If you had asked me what I knew about slavery before I visited the plantation, I would have thought back to books I read in school and made-for-TV movies I’d seen. Now, I think of the ruins of two dozen small cabins that housed over 80 men, women and children at a time, just a stone’s throw from a gorgeous home alongside the Fort George River. Built in 1798, it is the oldest plantation house still standing in all of Florida.
The historic plantation occupies a 1,000-acre island that was once cleared of trees and used to farm numerous crops. Slaves lived hard lives there, always in fear of the punishments their owners would inflict if they didn’t do everything as expected. Their children learned to work, too, as soon as they were able, also in grave fear that their parents would be punished if they didn’t do as they were told.
But there is much more to the plantation’s story that makes it one-of-a-kind. It eventually came into the hands of Zephaniah Kingsley, who freed and then married his slave Anna. The African woman went on to manage the plantation and own slaves, herself, before they eventually freed 50 slaves and moved with them to Haiti, which was a free black republic.
There is so much to Kingsley Plantation’s history and the way it is presented. You can read the words of slaves who lived there during hard times; walk past the ruins of their makeshift homes; peer into the kitchen where they cooked for their owners. You can take in the beautiful view from the breezy site where the master’s home is set, and on some days, the National Park Service offers tours inside the house. In season, the plantation even features a small garden with the crops that were typically grown at the plantation.
My family visited Kingsley Plantation on a Sunday afternoon with my small children, ages 4 and 1. Honestly, and not surprisingly, the kids were just too young to have any clue what we were looking at. Nevertheless, they were excited to have a place to run around and stayed safely occupied inspecting the grounds during our visit as the grown-ups took everything in. For an older child learning about slavery in school, however, I think visiting the plantation would be an incredibly powerful experience.The property includes:
– the tabby ruins of 25 slave cabins, which formed a semi-circle similar to the way homes were arranged in West Africa;
– the kitchen area, a separate building from the master’s house;
– a barn that had multiple uses including storage, animal housing and even slave housing; and
– the main plantation house, designed with large windows on all sides to catch the breeze from the river.
Some tips if you go:
You are absolutely welcome to tour the grounds on your own. When you drive in, you’ll first drive past the slave cabins, and then if you continue driving, you’ll come to a parking area near the plantation house. There is also a gift shop and there are restrooms.
Make sure you’re traveling in a vehicle rugged enough to handle the bumpy terrain to get back to the house. The dirt roads are loaded with potholes — the incredible jostling we got on the way there was my son’s favorite part.
Also, don’t forget bug spray.

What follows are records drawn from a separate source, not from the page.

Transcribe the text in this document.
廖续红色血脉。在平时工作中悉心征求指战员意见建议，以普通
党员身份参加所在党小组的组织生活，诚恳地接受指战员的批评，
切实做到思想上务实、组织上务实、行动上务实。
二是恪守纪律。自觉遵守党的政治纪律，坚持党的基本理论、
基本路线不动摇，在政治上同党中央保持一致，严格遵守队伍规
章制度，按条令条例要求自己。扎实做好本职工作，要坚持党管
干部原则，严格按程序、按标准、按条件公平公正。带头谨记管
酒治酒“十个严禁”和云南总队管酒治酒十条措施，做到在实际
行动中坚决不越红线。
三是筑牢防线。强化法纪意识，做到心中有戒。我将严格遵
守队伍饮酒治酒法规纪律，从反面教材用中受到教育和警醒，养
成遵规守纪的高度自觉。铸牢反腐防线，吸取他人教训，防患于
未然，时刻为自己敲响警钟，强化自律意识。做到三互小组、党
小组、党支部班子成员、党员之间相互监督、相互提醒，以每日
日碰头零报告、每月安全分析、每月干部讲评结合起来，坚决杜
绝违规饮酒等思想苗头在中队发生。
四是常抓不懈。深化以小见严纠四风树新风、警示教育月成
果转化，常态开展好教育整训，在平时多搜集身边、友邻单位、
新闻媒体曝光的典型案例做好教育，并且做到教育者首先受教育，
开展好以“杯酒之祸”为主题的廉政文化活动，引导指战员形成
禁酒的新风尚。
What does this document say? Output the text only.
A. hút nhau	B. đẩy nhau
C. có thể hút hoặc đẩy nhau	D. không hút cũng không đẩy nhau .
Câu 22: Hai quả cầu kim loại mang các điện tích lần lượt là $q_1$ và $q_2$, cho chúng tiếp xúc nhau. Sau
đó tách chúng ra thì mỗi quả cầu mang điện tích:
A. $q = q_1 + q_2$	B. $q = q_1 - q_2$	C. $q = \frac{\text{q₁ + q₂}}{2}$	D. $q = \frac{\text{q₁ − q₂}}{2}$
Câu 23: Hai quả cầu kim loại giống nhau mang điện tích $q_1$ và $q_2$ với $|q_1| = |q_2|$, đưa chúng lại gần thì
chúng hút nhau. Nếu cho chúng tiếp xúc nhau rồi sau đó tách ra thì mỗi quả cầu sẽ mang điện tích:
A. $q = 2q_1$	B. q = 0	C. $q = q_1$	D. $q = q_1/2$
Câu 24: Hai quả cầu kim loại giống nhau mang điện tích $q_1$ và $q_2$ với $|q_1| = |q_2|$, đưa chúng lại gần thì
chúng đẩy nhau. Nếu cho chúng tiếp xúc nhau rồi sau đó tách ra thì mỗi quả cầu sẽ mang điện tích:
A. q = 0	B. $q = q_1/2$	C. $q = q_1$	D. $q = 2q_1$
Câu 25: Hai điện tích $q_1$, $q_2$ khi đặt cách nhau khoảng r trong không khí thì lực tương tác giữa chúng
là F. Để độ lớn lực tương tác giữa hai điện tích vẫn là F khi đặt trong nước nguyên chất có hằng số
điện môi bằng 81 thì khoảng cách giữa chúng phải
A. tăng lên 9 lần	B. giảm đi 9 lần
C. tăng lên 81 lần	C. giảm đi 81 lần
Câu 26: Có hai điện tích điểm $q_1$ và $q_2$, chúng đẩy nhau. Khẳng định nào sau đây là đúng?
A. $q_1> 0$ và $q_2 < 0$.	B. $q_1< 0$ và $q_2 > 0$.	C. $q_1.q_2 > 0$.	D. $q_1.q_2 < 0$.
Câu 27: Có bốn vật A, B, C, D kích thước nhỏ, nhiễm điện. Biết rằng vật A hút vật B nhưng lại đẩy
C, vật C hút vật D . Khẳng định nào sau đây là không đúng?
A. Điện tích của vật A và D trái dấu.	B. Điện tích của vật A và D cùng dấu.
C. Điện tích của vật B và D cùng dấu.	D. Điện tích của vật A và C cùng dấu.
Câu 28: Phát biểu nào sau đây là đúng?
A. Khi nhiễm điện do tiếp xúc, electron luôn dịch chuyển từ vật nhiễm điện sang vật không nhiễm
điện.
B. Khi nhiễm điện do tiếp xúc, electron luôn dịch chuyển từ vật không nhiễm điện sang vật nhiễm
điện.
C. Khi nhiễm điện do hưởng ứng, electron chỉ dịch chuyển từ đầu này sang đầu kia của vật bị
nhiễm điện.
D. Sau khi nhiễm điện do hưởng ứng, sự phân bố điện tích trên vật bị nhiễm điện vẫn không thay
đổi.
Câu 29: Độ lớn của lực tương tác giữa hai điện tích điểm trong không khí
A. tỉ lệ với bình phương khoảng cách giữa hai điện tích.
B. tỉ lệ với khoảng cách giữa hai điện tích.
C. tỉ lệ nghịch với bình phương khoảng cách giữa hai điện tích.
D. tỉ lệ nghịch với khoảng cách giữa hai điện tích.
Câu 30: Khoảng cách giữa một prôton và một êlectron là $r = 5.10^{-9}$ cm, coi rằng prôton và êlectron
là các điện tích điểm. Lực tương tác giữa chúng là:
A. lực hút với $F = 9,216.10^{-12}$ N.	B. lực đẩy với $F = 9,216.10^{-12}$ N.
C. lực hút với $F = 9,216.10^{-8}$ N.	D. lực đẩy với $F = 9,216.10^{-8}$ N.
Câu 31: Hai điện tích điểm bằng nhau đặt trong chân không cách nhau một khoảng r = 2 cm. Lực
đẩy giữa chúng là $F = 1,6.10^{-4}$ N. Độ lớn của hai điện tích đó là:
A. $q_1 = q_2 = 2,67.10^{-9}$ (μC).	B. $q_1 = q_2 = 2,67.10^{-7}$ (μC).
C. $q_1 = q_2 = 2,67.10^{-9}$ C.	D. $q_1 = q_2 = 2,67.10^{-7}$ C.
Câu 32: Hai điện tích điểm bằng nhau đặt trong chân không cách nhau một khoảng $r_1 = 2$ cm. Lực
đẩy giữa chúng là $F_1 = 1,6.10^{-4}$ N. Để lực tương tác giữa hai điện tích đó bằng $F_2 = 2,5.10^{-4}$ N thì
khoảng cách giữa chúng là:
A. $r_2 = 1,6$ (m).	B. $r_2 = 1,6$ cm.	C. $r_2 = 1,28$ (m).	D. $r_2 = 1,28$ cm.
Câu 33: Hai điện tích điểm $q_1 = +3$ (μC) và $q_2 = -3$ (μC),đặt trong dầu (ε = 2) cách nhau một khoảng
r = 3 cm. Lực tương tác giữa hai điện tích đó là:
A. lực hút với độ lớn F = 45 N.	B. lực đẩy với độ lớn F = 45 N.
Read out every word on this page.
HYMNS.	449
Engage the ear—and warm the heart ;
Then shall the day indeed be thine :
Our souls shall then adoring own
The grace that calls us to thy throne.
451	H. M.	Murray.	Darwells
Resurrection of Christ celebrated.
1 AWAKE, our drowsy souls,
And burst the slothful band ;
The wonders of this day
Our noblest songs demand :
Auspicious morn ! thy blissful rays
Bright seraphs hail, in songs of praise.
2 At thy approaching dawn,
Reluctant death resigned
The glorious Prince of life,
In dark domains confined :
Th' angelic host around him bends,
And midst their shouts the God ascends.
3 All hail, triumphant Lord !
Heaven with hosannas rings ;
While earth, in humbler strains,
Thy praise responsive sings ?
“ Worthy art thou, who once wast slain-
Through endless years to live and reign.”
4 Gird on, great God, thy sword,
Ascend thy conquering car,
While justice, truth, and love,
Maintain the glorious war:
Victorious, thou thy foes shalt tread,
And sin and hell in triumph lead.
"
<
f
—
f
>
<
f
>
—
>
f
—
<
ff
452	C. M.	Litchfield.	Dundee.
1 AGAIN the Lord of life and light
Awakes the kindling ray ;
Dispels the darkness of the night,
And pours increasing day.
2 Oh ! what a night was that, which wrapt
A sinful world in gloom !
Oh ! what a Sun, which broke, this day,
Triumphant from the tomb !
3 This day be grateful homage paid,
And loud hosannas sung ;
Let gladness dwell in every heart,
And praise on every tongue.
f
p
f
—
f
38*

Especially close to the slaves’ cabins, there are swarms of mosquitoes during the warmer months.
If you want to go:
Where: 11676 Palmetto Avenue, Jacksonville, FL. If you’re starting from Amelia Island, head south on First Coast Highway. The park entrance will be on your right just after you pass the Mayport Ferry.
Tours: As of this writing, free tours of the plantation house were offered on a reservations-only basis at 11 a.m. and 3 p.m. on Saturdays and Sundays. A ranger program is offered at 2 p.m. on weekdays.